The Australian dollar continued to rally and logged a fresh 26-month peak against the U.S. buck, at 0.7947. The currency has now risen in eight out of the last nine sessions, making a convincing break of the 0.7700 level on route. An unexpected peppering of hawkishness in the RBA minutes from the early-July policy meeting, released yesterday, which followed solid GDP and trade data out of China, have been underpinning the antipodean currency. Elsewhere, the dollar and the other main currencies have posted narrow ranges. The greenback to a whack on news that the U.S. health care reform bill flopped in the Senate, which rightly or wrongly raised fears about prospects for tax reform and other pro-growth parts of Trump’s agenda, but managed to pick up some in Asian trade.
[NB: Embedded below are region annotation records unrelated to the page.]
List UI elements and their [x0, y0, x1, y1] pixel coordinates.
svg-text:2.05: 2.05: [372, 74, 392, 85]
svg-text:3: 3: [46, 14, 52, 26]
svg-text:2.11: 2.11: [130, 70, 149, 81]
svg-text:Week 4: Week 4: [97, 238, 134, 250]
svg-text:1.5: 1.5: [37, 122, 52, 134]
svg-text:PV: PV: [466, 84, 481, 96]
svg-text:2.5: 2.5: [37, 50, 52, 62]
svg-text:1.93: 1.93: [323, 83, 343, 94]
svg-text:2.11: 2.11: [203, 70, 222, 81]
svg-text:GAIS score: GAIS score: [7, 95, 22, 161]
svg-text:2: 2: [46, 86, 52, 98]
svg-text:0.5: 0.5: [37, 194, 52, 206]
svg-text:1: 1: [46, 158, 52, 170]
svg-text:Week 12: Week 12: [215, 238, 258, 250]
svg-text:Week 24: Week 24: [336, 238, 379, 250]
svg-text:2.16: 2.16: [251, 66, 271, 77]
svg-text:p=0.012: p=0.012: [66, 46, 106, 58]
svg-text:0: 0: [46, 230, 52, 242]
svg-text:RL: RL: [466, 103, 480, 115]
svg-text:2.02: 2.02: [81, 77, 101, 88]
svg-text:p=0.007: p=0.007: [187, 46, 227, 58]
Markets had already been bearish of the dollar into the news from the Senate, tracking diminished Fed rate hike prospects following weak inflation and other data in recent sessions. EURUSD logged a 14-month low at 1.1583, since settling in the lower 1.15s. USDJPY left a three-week low at 111.68 before recouping back above 112.00.
The very strong reversal on July 12 for USDJPY along with the long legged Bearish candles and the yesterday’s confirmation of 50 DMA moving Below 200 DMA in the Daily Chart, suggested further weakness. These were sufficient to prompt a Short position earlier today at 112.07. In the 4-hour Chart, the parabolic SAR and MACD remain negative since July 11. Meanwhile USDJPY keeps moving on the lower Bollinger Bands area, below a Trendline set since reversal day, which may also be proven as a sufficient resistance line.
Target 1 is around 200-period SMA, which is at 111.70 and target 2 is at the 50.0 Fibonacci level, i.e. 111.30. Target 1 is an Intra-day targets (4-hour Chart), while Target 2 is a Daily one. Support has been set at 112.50.